Opioid receptors are localized throughout peripheral and central nervous system and interact with endogenous opioid peptides and drugs including heroin, synthetic opioids, and pain relievers (codeine, morphine). If several opioid PET tracers exist for preclinical studies, only a few have been used in human. Some tracers are selective for one subtype of opioid receptors (e.g., [C]CAF (carfentanil) for μ receptor) while others are not ([C]DPN (diprenorphine)). As shown by imaging studies, the opioid system is involved in pain processing, but also in addiction, neuropsychiatric manifestations (harm avoidance, sadness, novelty seeking behavior), feeding and food disorders and, finally, movement disorders and levodopa-induced dyskinesias. However, no imaging study has analyzed the potential dysfunction of opioid system in pain manifestations in Parkinson's disease. In addition, the involvement of opioid system in impulse control disorders and neuropsychiatric manifestations has never been studied in Parkinson's disease. Thus, there is an urgent need to understand the impact of opioid system dysfunctions in Parkinson's disease.

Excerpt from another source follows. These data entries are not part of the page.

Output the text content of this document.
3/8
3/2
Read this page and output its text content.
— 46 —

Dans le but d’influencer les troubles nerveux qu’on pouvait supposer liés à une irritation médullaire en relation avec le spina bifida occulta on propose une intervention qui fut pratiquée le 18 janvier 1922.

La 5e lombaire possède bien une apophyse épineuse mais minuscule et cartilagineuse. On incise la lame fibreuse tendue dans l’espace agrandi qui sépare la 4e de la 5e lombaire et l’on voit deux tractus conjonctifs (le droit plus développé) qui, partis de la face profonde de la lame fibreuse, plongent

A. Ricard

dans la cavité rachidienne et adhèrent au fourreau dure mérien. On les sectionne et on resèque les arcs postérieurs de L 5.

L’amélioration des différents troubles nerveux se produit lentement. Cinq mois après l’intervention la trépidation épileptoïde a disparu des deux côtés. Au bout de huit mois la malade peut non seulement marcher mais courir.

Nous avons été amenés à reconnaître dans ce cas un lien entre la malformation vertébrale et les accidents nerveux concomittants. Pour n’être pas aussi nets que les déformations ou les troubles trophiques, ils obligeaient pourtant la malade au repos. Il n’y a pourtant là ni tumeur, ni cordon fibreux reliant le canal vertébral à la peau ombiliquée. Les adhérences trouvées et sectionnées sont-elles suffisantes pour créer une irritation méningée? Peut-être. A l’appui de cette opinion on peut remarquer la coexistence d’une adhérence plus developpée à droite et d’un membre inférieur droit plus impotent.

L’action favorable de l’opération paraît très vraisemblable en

阿片受体定位于外周和中枢神经系统,并与内源性阿片肽和药物相互作用,包括海洛因、合成阿片类药物和止痛药(可待因、吗啡)。如果有几种阿片类 PET 示踪剂可用于临床前研究,那么只有少数几种在人类中使用。一些示踪剂对一种阿片受体亚型具有选择性(例如,[C]CAF(卡芬太尼)对 μ 受体),而另一些则没有([C]DPN(地芬诺啡))。正如影像学研究所示,阿片系统参与疼痛处理,但也参与成瘾、神经精神表现(回避、悲伤、寻求新奇行为)、摄食和饮食障碍,最后还参与运动障碍和左旋多巴诱导的运动障碍。然而,尚无影像学研究分析阿片系统在帕金森病疼痛表现中的潜在功能障碍。此外,阿片系统在帕金森病冲动控制障碍和神经精神表现中的作用从未被研究过。因此,迫切需要了解阿片系统功能障碍对帕金森病的影响。